CHARLESTON, S.C. (AP) — Dylann Roof was sentenced to death Tuesday for killing nine black church members during Bible study in a racially motivated attack, the first person to face execution for federal hate crime convictions.
A jury deliberated his sentence for about three hours, capping a trial in which Roof did not fight for his life or show any remorse. At the beginning of the trial, he addressed jurors directly, insisting that he wasn’t mentally ill, but he never asked them for forgiveness or mercy, or explained the crime.
He threw away one last chance to plead for his life on Tuesday, telling jurors: “I still feel like I had to do it.”
Every juror looked directly at Roof as he spoke for about five minutes. A few nodded as he reminded them that they said during jury selection they could fairly weigh the factors of his case.

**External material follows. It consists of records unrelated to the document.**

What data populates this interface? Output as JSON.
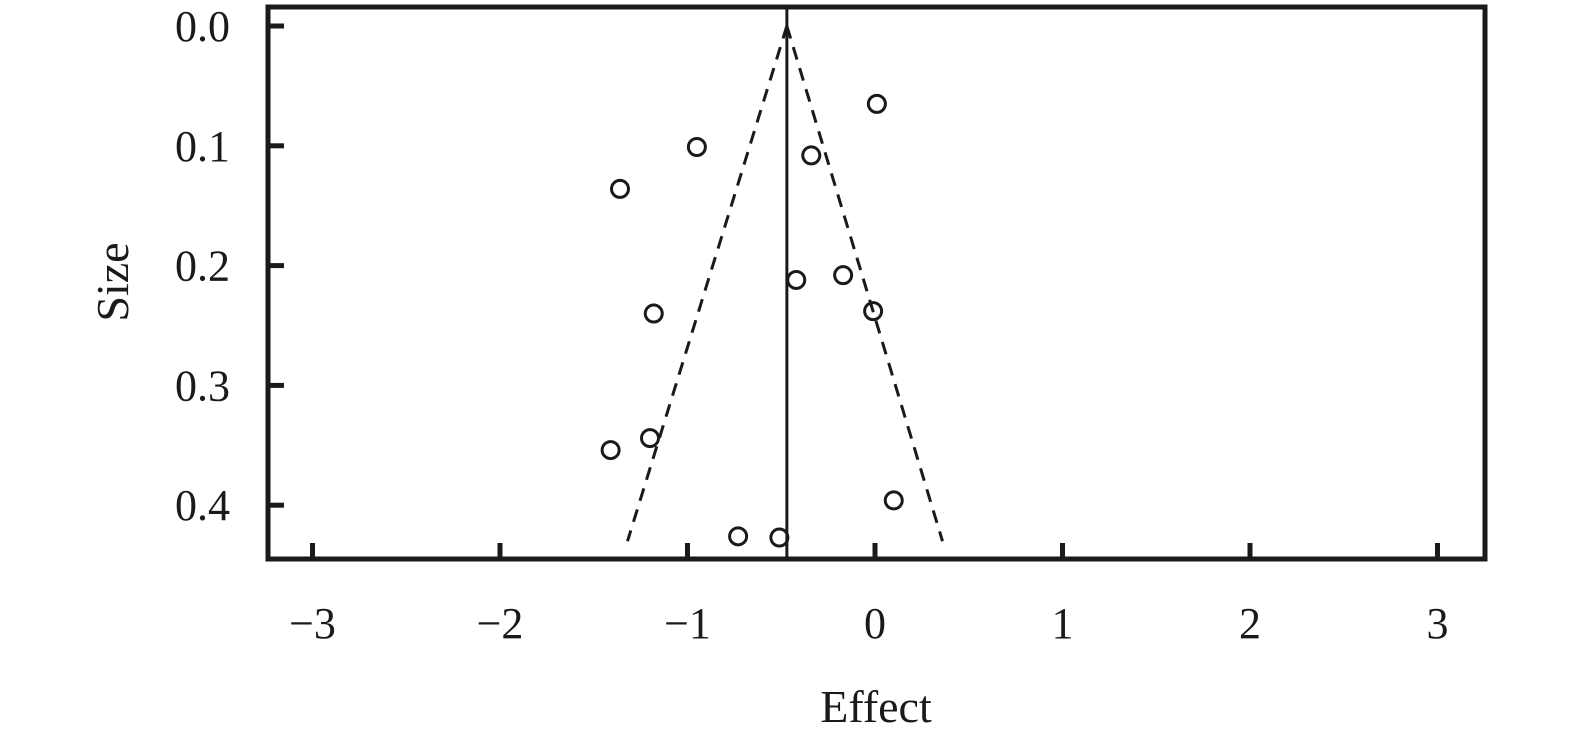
{
  "chart_data": {
    "type": "scatter",
    "title": "",
    "xlabel": "Effect",
    "ylabel": "Size",
    "xlim": [
      -3.25,
      3.25
    ],
    "ylim": [
      0.0,
      0.45
    ],
    "y_axis_inverted": true,
    "x_ticks": [
      -3,
      -2,
      -1,
      0,
      1,
      2,
      3
    ],
    "x_tick_labels": [
      "−3",
      "−2",
      "−1",
      "0",
      "1",
      "2",
      "3"
    ],
    "y_ticks": [
      0.0,
      0.1,
      0.2,
      0.3,
      0.4
    ],
    "y_tick_labels": [
      "0.0",
      "0.1",
      "0.2",
      "0.3",
      "0.4"
    ],
    "grid": false,
    "marker": "open-circle",
    "pooled_effect": -0.47,
    "funnel_lines": [
      {
        "style": "dashed",
        "points": [
          {
            "x": -0.47,
            "y": 0.0
          },
          {
            "x": -1.32,
            "y": 0.43
          }
        ]
      },
      {
        "style": "dashed",
        "points": [
          {
            "x": -0.47,
            "y": 0.0
          },
          {
            "x": 0.36,
            "y": 0.43
          }
        ]
      }
    ],
    "points": [
      {
        "x": 0.01,
        "y": 0.065
      },
      {
        "x": -0.95,
        "y": 0.101
      },
      {
        "x": -0.34,
        "y": 0.108
      },
      {
        "x": -1.36,
        "y": 0.136
      },
      {
        "x": -0.42,
        "y": 0.212
      },
      {
        "x": -0.17,
        "y": 0.208
      },
      {
        "x": -1.18,
        "y": 0.24
      },
      {
        "x": -0.01,
        "y": 0.238
      },
      {
        "x": -1.2,
        "y": 0.344
      },
      {
        "x": -1.41,
        "y": 0.354
      },
      {
        "x": 0.1,
        "y": 0.396
      },
      {
        "x": -0.73,
        "y": 0.426
      },
      {
        "x": -0.51,
        "y": 0.427
      }
    ]
  }
}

Only one of them, he noted, had to disagree to spare his life.
“I have the right to ask you to give me a life sentence, but I’m not sure what good it would do anyway,” he said.
When the verdict was read, he stood stoic and showed no emotion. He will be formally sentenced Wednesday.
Roof told FBI agents when they arrested him a day after the June 17, 2015, slayings that he wanted the shootings to bring back segregation or perhaps start a race war. Instead, the slayings had a unifying effect, as South Carolina removed the Confederate flag from its Statehouse for the first time in more than 50 years and other states followed suit, taking down Confederate banners and monuments. Roof had posed with the flag in photos.
The attacker specifically picked out Emanuel AME Church, the South’s oldest black church, to carry out the cold, calculated slaughter, Assistant U.S. Attorney Jay Richardson said.